Aksine ekonomik, sosyal, siyasal gelişmişlik verileriyle, hele de hak-hukuk devleti, demokrasinin işleyişi, insan hakları, basın özgürlüğü, yargı bağımsızlığı, devletin güçler ayrılığı ilkeleri ile yönetilmesi zorunluluğu, bağımsız Meclis, yasama işleyişleri.. üzerinden yaşamın hangi alanına bakılırsa bakılsın, gerçekler, üzerinde oyun oynanmamış istatistiksel verilerle, evrensel ölçekteki bilimsel saptamalar, raporlarla ortada olan gerçekler tam tersi çok olumsuz gidişin kanıtları değiller mi? Her gün yüzde doksan beşi güdümlü medya korosu, ağır haberlerdeki sansür yarışında dahi, sayısız ağır anayasal hak hukuk ihlallerini yok saymada başarısız sınav vermekten kurtulamıyorlar.

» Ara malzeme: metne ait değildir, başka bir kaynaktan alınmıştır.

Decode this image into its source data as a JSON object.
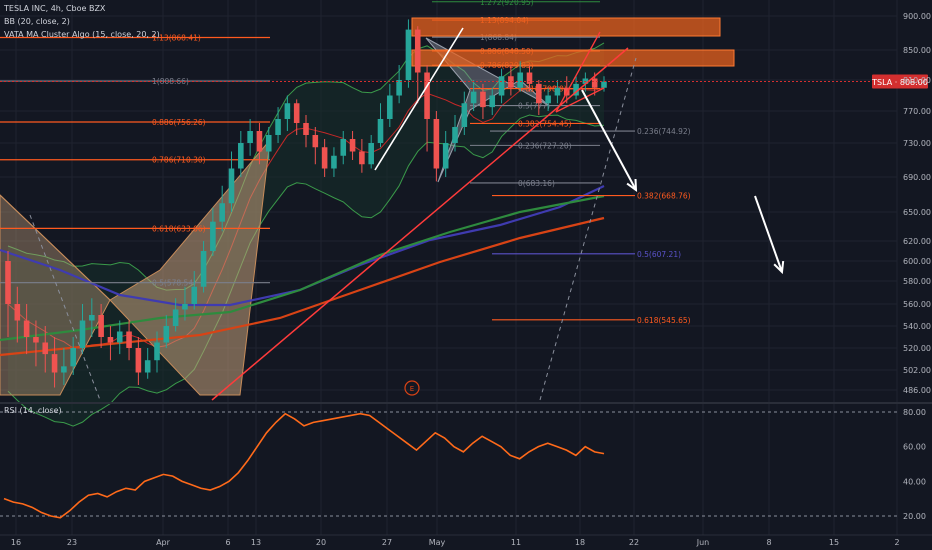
{
  "header": {
    "symbol_line": "TESLA INC, 4h, Cboe BZX",
    "bb_line": "BB (20, close, 2)",
    "ma_line": "VATA MA Cluster Algo (15, close, 20, 2)",
    "rsi_line": "RSI (14, close)",
    "circle_marker": "E"
  },
  "colors": {
    "background": "#131722",
    "up": "#26a69a",
    "down": "#ef5350",
    "fib": "#ff5a1f",
    "rsi": "#ff6a1a",
    "price_badge": "#d32f2f",
    "box": "#e8611e"
  },
  "chart_data": {
    "type": "candlestick",
    "title": "TESLA INC, 4h, Cboe BZX",
    "last_price_label": "TSLA · 808.00",
    "last_price": 808,
    "price_axis": {
      "ticks": [
        900,
        850,
        810,
        770,
        730,
        690,
        650,
        620,
        600,
        580,
        560,
        540,
        520,
        502,
        486
      ],
      "tick_labels": [
        "900.00",
        "850.00",
        "810.00",
        "770.00",
        "730.00",
        "690.00",
        "650.00",
        "620.00",
        "600.00",
        "580.00",
        "560.00",
        "540.00",
        "520.00",
        "502.00",
        "486.00"
      ]
    },
    "time_axis": {
      "labels": [
        "16",
        "23",
        "Apr",
        "6",
        "13",
        "20",
        "27",
        "May",
        "11",
        "18",
        "22",
        "Jun",
        "8",
        "15",
        "2"
      ]
    },
    "fib_levels_left": [
      {
        "label": "1.13(868.41)",
        "price": 868.41
      },
      {
        "label": "1(808.66)",
        "price": 808.66
      },
      {
        "label": "0.886(756.26)",
        "price": 756.26
      },
      {
        "label": "0.786(710.30)",
        "price": 710.3
      },
      {
        "label": "0.618(633.06)",
        "price": 633.06
      },
      {
        "label": "0.5(578.54)",
        "price": 578.54
      }
    ],
    "fib_levels_right": [
      {
        "label": "1.272(920.95)",
        "price": 920.95
      },
      {
        "label": "1.13(894.04)",
        "price": 894.04
      },
      {
        "label": "1(868.84)",
        "price": 868.84
      },
      {
        "label": "0.886(848.50)",
        "price": 848.5
      },
      {
        "label": "0.786(829.83)",
        "price": 829.83
      },
      {
        "label": "0.618(798.9)",
        "price": 798.9
      },
      {
        "label": "0.5(777)",
        "price": 777
      },
      {
        "label": "0.382(754.45)",
        "price": 754.45
      },
      {
        "label": "0.236(744.92)",
        "price": 744.92
      },
      {
        "label": "0.236(727.20)",
        "price": 727.2
      },
      {
        "label": "0(683.16)",
        "price": 683.16
      },
      {
        "label": "0.382(668.76)",
        "price": 668.76
      },
      {
        "label": "0.5(607.21)",
        "price": 607.21
      },
      {
        "label": "0.618(545.65)",
        "price": 545.65
      }
    ],
    "candles": [
      [
        600,
        560,
        610,
        530
      ],
      [
        560,
        545,
        575,
        525
      ],
      [
        545,
        530,
        560,
        515
      ],
      [
        530,
        525,
        545,
        505
      ],
      [
        525,
        515,
        540,
        500
      ],
      [
        515,
        500,
        530,
        488
      ],
      [
        500,
        505,
        520,
        490
      ],
      [
        505,
        520,
        530,
        498
      ],
      [
        520,
        545,
        560,
        515
      ],
      [
        545,
        550,
        565,
        530
      ],
      [
        550,
        530,
        560,
        520
      ],
      [
        530,
        525,
        540,
        510
      ],
      [
        525,
        535,
        545,
        515
      ],
      [
        535,
        520,
        545,
        510
      ],
      [
        520,
        500,
        530,
        490
      ],
      [
        500,
        510,
        520,
        495
      ],
      [
        510,
        525,
        535,
        500
      ],
      [
        525,
        540,
        550,
        520
      ],
      [
        540,
        555,
        565,
        535
      ],
      [
        555,
        560,
        575,
        545
      ],
      [
        560,
        575,
        590,
        555
      ],
      [
        575,
        610,
        620,
        570
      ],
      [
        610,
        640,
        655,
        605
      ],
      [
        640,
        660,
        680,
        630
      ],
      [
        660,
        700,
        720,
        650
      ],
      [
        700,
        730,
        745,
        690
      ],
      [
        730,
        745,
        760,
        715
      ],
      [
        745,
        720,
        755,
        705
      ],
      [
        720,
        740,
        750,
        710
      ],
      [
        740,
        760,
        775,
        730
      ],
      [
        760,
        780,
        790,
        745
      ],
      [
        780,
        755,
        785,
        740
      ],
      [
        755,
        740,
        765,
        725
      ],
      [
        740,
        725,
        750,
        705
      ],
      [
        725,
        700,
        735,
        690
      ],
      [
        700,
        715,
        725,
        690
      ],
      [
        715,
        735,
        745,
        705
      ],
      [
        735,
        720,
        745,
        710
      ],
      [
        720,
        705,
        735,
        695
      ],
      [
        705,
        730,
        740,
        700
      ],
      [
        730,
        760,
        780,
        725
      ],
      [
        760,
        790,
        805,
        750
      ],
      [
        790,
        810,
        830,
        780
      ],
      [
        810,
        880,
        895,
        800
      ],
      [
        880,
        820,
        885,
        780
      ],
      [
        820,
        760,
        830,
        720
      ],
      [
        760,
        700,
        770,
        685
      ],
      [
        700,
        730,
        745,
        690
      ],
      [
        730,
        750,
        765,
        720
      ],
      [
        750,
        780,
        795,
        740
      ],
      [
        780,
        795,
        810,
        770
      ],
      [
        795,
        775,
        805,
        760
      ],
      [
        775,
        790,
        800,
        765
      ],
      [
        790,
        815,
        825,
        780
      ],
      [
        815,
        800,
        830,
        790
      ],
      [
        800,
        820,
        835,
        795
      ],
      [
        820,
        805,
        830,
        795
      ],
      [
        805,
        780,
        810,
        765
      ],
      [
        780,
        790,
        800,
        770
      ],
      [
        790,
        800,
        810,
        780
      ],
      [
        800,
        790,
        815,
        780
      ],
      [
        790,
        805,
        815,
        785
      ],
      [
        805,
        812,
        820,
        795
      ],
      [
        812,
        800,
        820,
        790
      ],
      [
        800,
        808,
        815,
        795
      ]
    ],
    "rsi": {
      "label": "RSI (14, close)",
      "axis_ticks": [
        80,
        60,
        40,
        20
      ],
      "tick_labels": [
        "80.00",
        "60.00",
        "40.00",
        "20.00"
      ],
      "values": [
        30,
        28,
        27,
        25,
        22,
        20,
        19,
        23,
        28,
        32,
        33,
        31,
        34,
        36,
        35,
        40,
        42,
        44,
        43,
        40,
        38,
        36,
        35,
        37,
        40,
        45,
        52,
        60,
        68,
        74,
        79,
        76,
        72,
        74,
        75,
        76,
        77,
        78,
        79,
        78,
        74,
        70,
        66,
        62,
        58,
        63,
        68,
        65,
        60,
        57,
        62,
        66,
        63,
        60,
        55,
        53,
        57,
        60,
        62,
        60,
        58,
        55,
        60,
        57,
        56
      ]
    }
  }
}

Büyükada’nın faytonlarında işkence gören atların öyküsünden söz açsak. Saray cephesinden hayvan haklarına duyarlılığın pazarlanması adına düzenlenmiş görüntülü haberlerinden, gerçekten atlara işkence yapmama iradesi mi, yoksa tam tersi icraatlar mı gündemde, öncelikle siz anlayabiliyor musunuz? Gencecik güzelim canlı yayın habercisi, çarpıcı görüntüler üzerinden dramın bir o yanını, bir bu yanını, kafa karıştıran çelişkileri içinde sunup dumakta.
Sahi siz halk çoğunluğu için yaşamsal önemde, İstanbul’daki ekmek zammın arapsaçı olmuş daha da çelişkili haberlerinin saatler süren yayınlarından bıkmadınız mı? Rusya’nın önerdiği et satmanın karşılığı, tavuk alma da zorunlu olacaksa, bizim çok övünülerek reklamı yapılan, tarımın kurtarıcılığı rolü verlimiş Pakdemirli oğul kardeşimiz, hayvancılığımızı nasıl ayakta tutacaklar?
Suriye barışı için, yapılacak Astana anlaşması çerçevesinde barış görüşmesinin bugün Soçi’de olacağını öğrendik. Haberlerin satır arasından Türkiye’nin PKK-PYD.. terör odaklı kendine dönük bölgeden tüm tehditler üzerinden tezlerinde kararlı, ısrarlı olacağını öğrendik. Ancak Amerika başta bölgedeki etkin tüm tarafların son dakika uzlaşmaları, buluşmaları üzerinden ayrıntılar yok gibiydi. 24 Temmuz tarihli, IŞİD’in Türkiye kolunun başkanı olduğu bildirilen Mehmet Göktaş’ın “Hizbullah” adlı yayın organlarından yaptığı açıklamada, Türkiye’ye dönük “Akıllı olun, dolara da, cemaatlere de müdahale etmeyin” tehdidinin bir anlamı olabilir mi? Geçen hafta içinde Nusra ile hareket eden IŞİD bağlantılı beyaz miğferlilerin Esad güçlerince bombalandıkları, ancak Ürdün sınırından geçişlerine de izin verilmediği haberi vardı. Amerika’da 24-26 Temmuz tarihli Washington toplantısında, 80 ülkeden 160 üzerinde devlet yetkilisi ile tarikat liderinin ortak buluşmalarından hangi kararlar çıktı?.. Vahdet, ümmetin, dindar-kindar gençliğin patentleri; hakiki, en hakiki, öz hakiki.. ırkçı, inanç kimliklerinin ipleri hangi ellerde?